To Roel, and to every knowledgeable environmental writer, scientist, activist, politico, and Grist-er, climate change is the No. 1, emergency-level ecological problem. Unless we deal with this make-or-break situation, nothing else will matter. As a result, Roel says, energy sources must be evaluated with their long-term climate impact in mind. Although nuclear power produces dangerous waste that we have yet to find a way to safely manage, it does not produce greenhouse gases, as does the burning of oil, coal, and natural gas.
Here's Roel's rundown on the energy situation: We are going to run out of oil. Roel is of the Hubbert curve school of thought, which holds that we are halfway through the world's oil supply and will see production dip dramatically within our lifetimes. Given its pending disappearance, Roel says, oil is not the big bad guy. Coal is.
While the article itself says we need to look at nuclear energy anew, most of the commenters are less sanguine about the prospect (although one Norris McDonald gets the idiot award for his comment "Australia is not America" along with numerous other pieces of freeper stupidity).

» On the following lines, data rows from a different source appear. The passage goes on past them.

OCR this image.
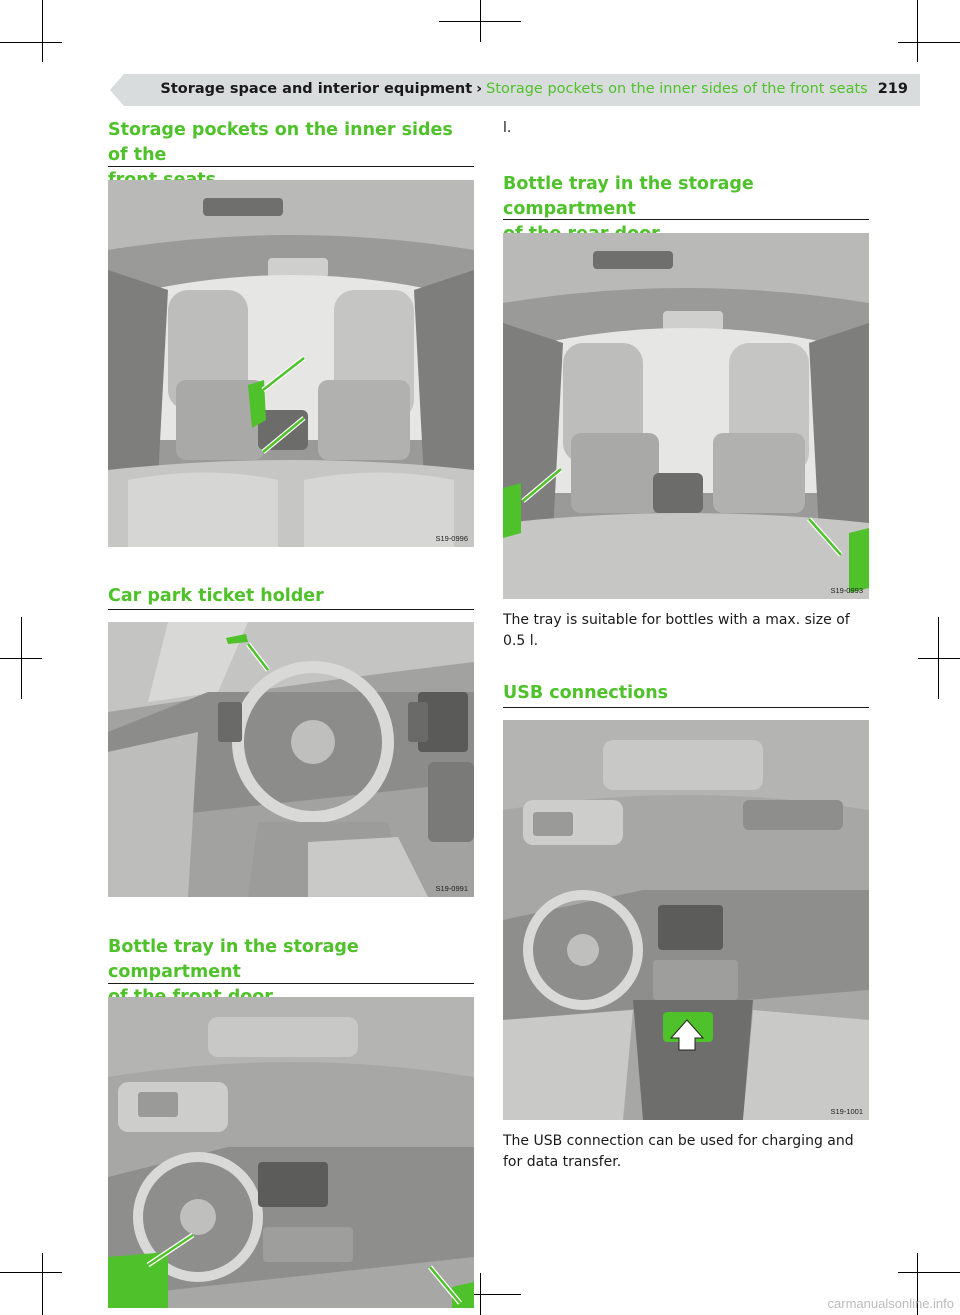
Storage space and interior equipment › Storage pockets on the inner sides of the front seats 219
Storage pockets on the inner sides of the

S19-0996
Car park ticket holder
S19-0991
Bottle tray in the storage compartment

l.

Bottle tray in the storage compartment

S19-0993

The tray is suitable for bottles with a max. size of
0.5 l.

USB connections
S19-1001

The USB connection can be used for charging and
for data transfer.

carmanualsonline.info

Meanwhile, (as previously noted by
Monkeygrinder) Helen Caldicott has written a good article
outlining the numerous problems with nuclear energy, and Grist has another, less positive, view of nuclear energy called "
Nuclear Falling Out".
All in all I haven't seen a convincing summation anywhere of either the full end-to-end lifecycle costs (and hence EROEI) for nuclear power, or of any possible "peak uranium" problem that possibly renders the whole exercise pointless in the medium term anyway.
Given the known drawbacks associated with waste disposal and the like, at this point it seems safe to say the justification for a massive program of nuclear power plant building doesn't really exist.